I was married to a fix-it man for forty five years. He never wanted me to struggle so even with my own projects, if he saw I was having a hard time with it, he would jump in and take over.
So -- eventually, I fully embraced “I can’t.”
Then he died. And my daughter moved out of town for a while and I learned how to do lots of stuff myself.
After a wind storm, I got up one morning to find literally hundreds of twigs laying everywhere in the back yard. I was planning to something else later in the day but I knew from experience by the time I finished picking up all those twigs, I’d be too tired to go to whatever it was I had planned to do later. Then a lightbulb came on in my head. I got my grabber and within 45 minutes, I had it all picked up and deposited in a area to use as kindling for the chiminea.
In the front yard, Ronnie had made flowerbeds in the middle of the yard. He lined them with big natural rocks that we had gotten below the original spillway at Lake Wichita after they lowered the level of the lake. These made mowing a nightmare so I decided to do away with the flower beds, but most of the rocks were too heavy for me to lift so I devised another way to move them. I have a long handled four prong digger. I used this to roll the rocks into place. It worked great and while it was not easy, it was far easier than picking up the biggest rocks.
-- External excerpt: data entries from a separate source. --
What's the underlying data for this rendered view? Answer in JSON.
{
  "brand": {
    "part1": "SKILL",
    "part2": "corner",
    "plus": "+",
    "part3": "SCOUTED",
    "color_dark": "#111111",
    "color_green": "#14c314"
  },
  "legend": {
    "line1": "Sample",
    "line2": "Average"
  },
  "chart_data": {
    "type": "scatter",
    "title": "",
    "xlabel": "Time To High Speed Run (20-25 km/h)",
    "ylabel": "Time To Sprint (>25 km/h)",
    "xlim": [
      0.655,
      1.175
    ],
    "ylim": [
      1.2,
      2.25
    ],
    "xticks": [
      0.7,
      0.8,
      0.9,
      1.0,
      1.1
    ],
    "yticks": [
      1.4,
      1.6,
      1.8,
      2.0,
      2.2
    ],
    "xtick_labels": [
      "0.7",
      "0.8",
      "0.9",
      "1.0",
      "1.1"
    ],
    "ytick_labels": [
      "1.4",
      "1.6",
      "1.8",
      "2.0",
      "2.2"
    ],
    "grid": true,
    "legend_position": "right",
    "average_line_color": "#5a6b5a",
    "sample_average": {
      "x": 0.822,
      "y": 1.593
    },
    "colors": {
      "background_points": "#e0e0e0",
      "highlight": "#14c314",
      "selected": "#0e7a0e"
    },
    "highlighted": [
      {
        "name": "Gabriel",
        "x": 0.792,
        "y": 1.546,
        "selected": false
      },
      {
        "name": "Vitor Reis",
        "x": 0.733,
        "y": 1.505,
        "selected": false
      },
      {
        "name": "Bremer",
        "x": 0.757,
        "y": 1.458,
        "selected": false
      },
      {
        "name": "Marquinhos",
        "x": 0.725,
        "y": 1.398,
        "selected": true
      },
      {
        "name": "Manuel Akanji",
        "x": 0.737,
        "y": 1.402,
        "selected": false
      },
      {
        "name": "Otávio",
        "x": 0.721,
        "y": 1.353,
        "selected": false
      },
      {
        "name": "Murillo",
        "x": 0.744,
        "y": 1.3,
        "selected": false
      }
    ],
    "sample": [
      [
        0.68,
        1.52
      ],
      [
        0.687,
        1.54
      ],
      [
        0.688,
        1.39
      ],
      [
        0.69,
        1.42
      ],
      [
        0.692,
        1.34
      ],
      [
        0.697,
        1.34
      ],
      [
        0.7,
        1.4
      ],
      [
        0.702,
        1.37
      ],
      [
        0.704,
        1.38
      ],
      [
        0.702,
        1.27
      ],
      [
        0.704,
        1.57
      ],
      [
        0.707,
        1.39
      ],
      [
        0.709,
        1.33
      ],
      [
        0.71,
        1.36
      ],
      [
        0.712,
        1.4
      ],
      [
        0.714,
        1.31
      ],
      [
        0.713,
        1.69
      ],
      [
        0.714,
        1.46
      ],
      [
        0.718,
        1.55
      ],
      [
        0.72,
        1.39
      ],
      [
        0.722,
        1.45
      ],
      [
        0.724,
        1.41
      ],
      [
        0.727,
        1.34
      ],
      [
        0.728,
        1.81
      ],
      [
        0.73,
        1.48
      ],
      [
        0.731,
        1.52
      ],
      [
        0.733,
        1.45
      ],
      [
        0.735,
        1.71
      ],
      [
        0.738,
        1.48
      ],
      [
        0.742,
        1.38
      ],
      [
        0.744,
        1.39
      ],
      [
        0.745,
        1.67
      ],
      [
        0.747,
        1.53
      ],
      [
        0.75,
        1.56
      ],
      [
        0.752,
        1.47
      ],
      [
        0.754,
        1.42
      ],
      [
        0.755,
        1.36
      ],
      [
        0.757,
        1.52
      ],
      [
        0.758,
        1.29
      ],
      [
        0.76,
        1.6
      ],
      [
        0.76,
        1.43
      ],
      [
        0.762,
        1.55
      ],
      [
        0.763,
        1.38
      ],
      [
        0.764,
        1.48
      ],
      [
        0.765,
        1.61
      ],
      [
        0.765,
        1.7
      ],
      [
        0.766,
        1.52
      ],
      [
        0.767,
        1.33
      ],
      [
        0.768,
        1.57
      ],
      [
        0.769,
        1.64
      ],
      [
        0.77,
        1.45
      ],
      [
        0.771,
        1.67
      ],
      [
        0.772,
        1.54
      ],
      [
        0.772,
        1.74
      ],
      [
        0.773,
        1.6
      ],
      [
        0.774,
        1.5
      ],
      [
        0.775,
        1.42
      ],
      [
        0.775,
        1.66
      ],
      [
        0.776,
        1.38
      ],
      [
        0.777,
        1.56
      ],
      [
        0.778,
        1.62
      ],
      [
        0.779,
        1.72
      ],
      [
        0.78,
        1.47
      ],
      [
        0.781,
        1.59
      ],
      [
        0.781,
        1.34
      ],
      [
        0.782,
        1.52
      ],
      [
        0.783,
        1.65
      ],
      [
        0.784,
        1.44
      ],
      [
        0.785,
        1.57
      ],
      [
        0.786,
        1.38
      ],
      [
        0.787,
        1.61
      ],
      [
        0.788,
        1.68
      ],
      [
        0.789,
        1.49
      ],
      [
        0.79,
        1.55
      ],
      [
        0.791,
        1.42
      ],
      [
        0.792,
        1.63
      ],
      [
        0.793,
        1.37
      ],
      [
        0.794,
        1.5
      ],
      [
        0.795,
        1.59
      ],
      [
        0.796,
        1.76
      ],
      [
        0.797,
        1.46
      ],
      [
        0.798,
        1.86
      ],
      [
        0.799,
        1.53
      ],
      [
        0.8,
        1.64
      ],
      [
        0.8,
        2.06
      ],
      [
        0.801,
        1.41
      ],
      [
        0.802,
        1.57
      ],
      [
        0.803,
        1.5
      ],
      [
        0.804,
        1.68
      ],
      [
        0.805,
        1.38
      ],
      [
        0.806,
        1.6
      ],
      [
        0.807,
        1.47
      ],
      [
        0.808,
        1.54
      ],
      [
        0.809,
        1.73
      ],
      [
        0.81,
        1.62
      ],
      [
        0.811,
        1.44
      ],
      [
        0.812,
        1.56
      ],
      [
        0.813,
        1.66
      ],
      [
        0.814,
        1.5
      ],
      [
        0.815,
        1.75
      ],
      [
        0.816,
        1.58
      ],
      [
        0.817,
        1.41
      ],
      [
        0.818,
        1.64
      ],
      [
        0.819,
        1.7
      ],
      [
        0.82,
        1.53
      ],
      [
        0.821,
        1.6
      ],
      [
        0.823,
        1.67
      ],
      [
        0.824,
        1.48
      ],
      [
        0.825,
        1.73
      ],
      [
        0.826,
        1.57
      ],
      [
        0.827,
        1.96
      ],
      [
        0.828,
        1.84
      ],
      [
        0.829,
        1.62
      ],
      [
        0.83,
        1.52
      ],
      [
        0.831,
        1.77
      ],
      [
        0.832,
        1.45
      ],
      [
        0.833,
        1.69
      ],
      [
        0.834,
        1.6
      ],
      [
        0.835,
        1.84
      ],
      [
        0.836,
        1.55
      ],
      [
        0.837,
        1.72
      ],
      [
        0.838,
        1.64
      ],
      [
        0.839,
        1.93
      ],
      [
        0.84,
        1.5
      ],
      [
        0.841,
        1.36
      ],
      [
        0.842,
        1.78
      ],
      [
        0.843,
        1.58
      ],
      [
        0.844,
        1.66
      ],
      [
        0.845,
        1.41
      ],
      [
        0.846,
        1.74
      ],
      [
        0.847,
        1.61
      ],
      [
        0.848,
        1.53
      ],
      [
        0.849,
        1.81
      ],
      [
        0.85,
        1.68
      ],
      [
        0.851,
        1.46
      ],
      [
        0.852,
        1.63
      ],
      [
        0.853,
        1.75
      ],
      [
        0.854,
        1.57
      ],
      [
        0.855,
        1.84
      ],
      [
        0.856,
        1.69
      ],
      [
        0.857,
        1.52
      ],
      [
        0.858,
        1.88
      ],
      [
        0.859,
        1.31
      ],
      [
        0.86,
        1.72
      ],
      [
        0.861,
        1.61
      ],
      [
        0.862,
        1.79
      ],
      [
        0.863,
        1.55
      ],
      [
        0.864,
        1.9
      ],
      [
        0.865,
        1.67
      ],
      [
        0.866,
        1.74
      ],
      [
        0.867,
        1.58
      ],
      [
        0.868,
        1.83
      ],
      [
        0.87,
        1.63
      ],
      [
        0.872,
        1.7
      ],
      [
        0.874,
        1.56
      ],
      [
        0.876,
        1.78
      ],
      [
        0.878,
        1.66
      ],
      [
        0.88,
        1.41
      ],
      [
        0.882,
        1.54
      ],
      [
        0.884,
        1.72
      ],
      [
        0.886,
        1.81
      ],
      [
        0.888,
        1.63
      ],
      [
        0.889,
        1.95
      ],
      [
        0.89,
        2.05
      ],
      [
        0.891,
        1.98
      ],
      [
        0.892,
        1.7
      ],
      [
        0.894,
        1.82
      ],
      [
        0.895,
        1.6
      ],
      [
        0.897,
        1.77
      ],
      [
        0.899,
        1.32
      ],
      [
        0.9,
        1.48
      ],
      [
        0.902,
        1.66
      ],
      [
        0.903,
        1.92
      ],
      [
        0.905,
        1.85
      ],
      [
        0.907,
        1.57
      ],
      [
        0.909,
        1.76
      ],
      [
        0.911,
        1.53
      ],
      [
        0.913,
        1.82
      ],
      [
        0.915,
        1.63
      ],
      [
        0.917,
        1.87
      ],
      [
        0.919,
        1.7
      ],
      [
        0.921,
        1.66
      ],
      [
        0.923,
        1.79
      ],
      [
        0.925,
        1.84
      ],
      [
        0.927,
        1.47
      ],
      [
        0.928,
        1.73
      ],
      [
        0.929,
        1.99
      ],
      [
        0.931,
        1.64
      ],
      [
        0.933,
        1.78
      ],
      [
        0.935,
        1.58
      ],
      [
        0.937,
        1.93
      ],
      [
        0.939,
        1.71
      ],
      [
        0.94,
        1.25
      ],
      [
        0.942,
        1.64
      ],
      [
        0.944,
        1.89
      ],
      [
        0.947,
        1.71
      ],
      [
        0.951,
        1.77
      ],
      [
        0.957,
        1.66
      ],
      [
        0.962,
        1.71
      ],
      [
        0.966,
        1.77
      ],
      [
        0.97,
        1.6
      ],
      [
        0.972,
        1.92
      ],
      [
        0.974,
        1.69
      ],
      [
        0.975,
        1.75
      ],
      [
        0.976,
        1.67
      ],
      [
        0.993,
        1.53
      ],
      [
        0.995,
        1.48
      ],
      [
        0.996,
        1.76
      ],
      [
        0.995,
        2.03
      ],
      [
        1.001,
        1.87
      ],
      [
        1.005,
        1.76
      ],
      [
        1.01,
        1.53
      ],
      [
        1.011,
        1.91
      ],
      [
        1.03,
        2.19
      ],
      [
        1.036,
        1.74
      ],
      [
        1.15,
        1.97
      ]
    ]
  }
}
|Cara Brookins' amazing DIY house|
Two years ago at a writers’ conference in Oklahoma City, I met an amazing and interesting young woman named Cara Brookins. I was fascinated by her because – she and her two teenagers built their two story house from the ground up – by themselves. They poured the concrete, installed the plumbing and electrical wiring. They did it all with Do it Yourself videos on Youtube. She said most of what they used were instructional videos produced for Lowes and Home Depot.
I thought about Cara and the DIY videos one day after I did something I knew not to do. I emptied the gasoline can into the lawnmower. Moisture collects in the can and when you empty it, the water also goes in the mower. Well, midway through mowing the back yard, the mower sputtered and stopped and I couldn’t get it started again. So I went to youtube and searched for a video to show me how to get the gasoline out of the lawnmower.
The video I watched was way more complicated than I was willing to try, so I asked my sort of son in law to come fix it. He ambles over, puts a flat pan on the ground, takes off the gas cap, turns the lawnmower upside down, and all the gas ran out into the pan. He put the lawnmower upright, filled it with fresh gas and it started on the second pull. “That’s not how they did it on youtube,” I said.
He kind of grinned. “I didn’t go to youtube.”
|my 120 gallon water catchment system|
My daughter consulted diy videos when her iPhone quit because it got wet. She wasn’t due an update for another year and a new phone would cost two hundred dollars so she – being a fixit person like her dad, researched what was wrong with the phone on the internet, bought the parts and with the help of a diy video, she opened the phone and eventually got it fixed. She’s still using it.
When I decided I wanted to have a rain water storage system, I went to Youtube and searched “diy water storage” and up pops numerous videos from simple to complicated. So I showed several of them to my daughter. She sent me and her three year old son, Seth out to my sister’s house one afternoon and when we came back, I had this water catchment system.
I tend to tackle simplier things myself. I have a friend who has a beautiful, back yard. One of the interesting little tidbits she has added is hanging solar lights. These were individual lanterns hanging by a single string from the branches of her big fruitless mulberry tree.
|Home made solar lights|
I wanted some. She said they come six to a box for $59.99 at Home Depot.
We spent most of one day looking for those lights online and in the physical stores. Then I realized that the fancy little lanterns she had are not really appropriate for my yard. I need something with more of a country feel, so I went to youtube and searched for “DIY hanging solar lights.”
And up pops solar lights made with Mason jars. I bought 12 Kerr jars, Walmart didn’t have Masons and 10 cheap solar lights at Walmart, plus a clear 30 lbs test fishing line. I spent $25 and made 10 solar lights. My sort of son in law brought over his extension ladder and hung them in the trees.
I’ll never build a house with videos from youtube but I will certainly continue to learn how to do lots of other things and so can you.